Da singt Judith Holofernes: „Wir sind gekommen, um zu bleiben, wir gehen nicht mehr weg.“ Für mich ist das mehr als nur ein Ohrwurm. Es ist eine Haltung. Ein bisschen auch ein Widerstand und auch irgendwie ein Versprechen.

Widerspruch zur heutigen schnellebigen Zeit

In dieser schnelllebigen Zeit ist es ein Widerstand, zu bleiben: Alles ist Projekt, temporär und begrenzt. Menschen ziehen weiter, sobald es unbequem wird. Beziehungen, Jobs, Orte – alles ist austauschbar. Aber in diesem Song klingt eine Gegenbewegung an: „Denn es ist unsere Entscheidung - wir bleiben hier.“ Das ist fast schon revolutionär. Eine Ansage. Und vielleicht auch ein Sehnen: danach, irgendwo anzukommen. Nicht dauernd flüchten zu müssen. Nicht immer alles offenhalten zu müssen.

Im Song steckt für mich auch Trotz. Eine Art: „Jetzt erstrecht.“ Es klingt nach Menschen, die zu oft gesagt bekommen haben: „Ihr passt hier nicht rein.“ Aber sie bleiben trotzdem. Oder gerade deshalb.

Eine sehr christliche Haltung

Ich beziehe den Text deshalb auch auf mich als Christin in der Kirche. Vermutlich war das nicht die Intention der Band, aber für mich passt es trotzdem. Diese Haltung „gekommen, um zu bleiben“ ist aus meiner Sicht eine sehr christliche.

Sie hat eine tiefe Nähe zur Botschaft Jesu. In der Bibel sagt Jesus „Ein neues Gebot gebe ich euch: Liebt einander! Wie ich euch geliebt habe, so sollt auch ihr einander lieben.“ (Johannes 13,34). Er sagt er nicht: „Haltet ein bisschen zusammen, solange es bequem ist“, sondern: „Liebt einander!“ Und zwar so, wie ich euch geliebt habe – radikal, kompromisslos, bleibend.

Auch Jesus ist geblieben

Auch Jesus ist „gekommen, um zu bleiben“. Nicht äußerlich – er wusste, dass er am Kreuz sterben würde. Aber innerlich: In der Liebe, die bleibt.

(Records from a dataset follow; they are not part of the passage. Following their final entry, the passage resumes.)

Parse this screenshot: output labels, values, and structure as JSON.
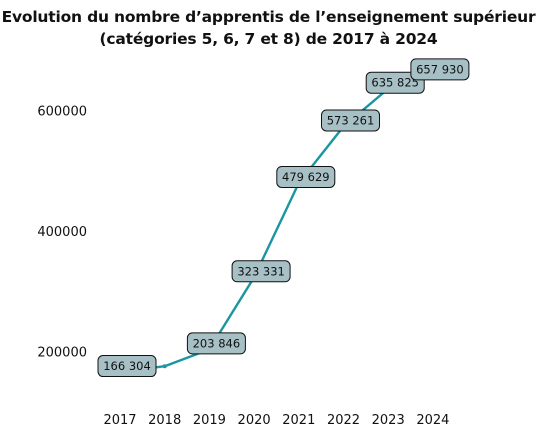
{
  "chart_data": {
    "type": "line",
    "title_lines": [
      "Evolution du nombre d’apprentis de l’enseignement supérieur",
      "(catégories 5, 6, 7 et 8) de 2017 à 2024"
    ],
    "x": [
      "2017",
      "2018",
      "2019",
      "2020",
      "2021",
      "2022",
      "2023",
      "2024"
    ],
    "values": [
      166304,
      176000,
      203846,
      323331,
      479629,
      573261,
      635825,
      657930
    ],
    "data_labels": [
      "166 304",
      "",
      "203 846",
      "323 331",
      "479 629",
      "573 261",
      "635 825",
      "657 930"
    ],
    "y_ticks": [
      "200000",
      "400000",
      "600000"
    ],
    "y_tick_values": [
      200000,
      400000,
      600000
    ],
    "ylim": [
      120000,
      690000
    ],
    "grid": false,
    "line_color": "#1a96a0",
    "label_box_color": "#a7c0c6"
  }
}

Ich denke: Christinnen und Christen haben den Auftrag zu bleiben. Nicht als Zwang, nicht verbissen. Sondern als Haltung der Stärke: Ich bleibe in der Freundschaft, auch wenn es schwierig wird. Ich bleibe bei meiner Überzeugung, dass Würde unantastbar ist. Ich bleibe im Gespräch, auch wenn die andere Meinung schwer auszuhalten ist. Ich bleibe im Glauben, auch wenn ich vielleicht gerade nichts spüre. Ich bleibe in dieser Welt, als Gestalterin und Botin der frohen Botschaft.

Am Ende des Liedes heißt es: „Wir war’n nie weg, wir war’n nur woanders.“ Manchmal gilt auch das für mich: für meinen Glauben, für mein Engagement. Aber heute möchte ich aus voller Überzeugung sagen: Als Christin bin ich hier und ich bin gekommen, um zu bleiben. Nicht perfekt. Nicht für immer. Aber ehrlich, echt, verlässlich.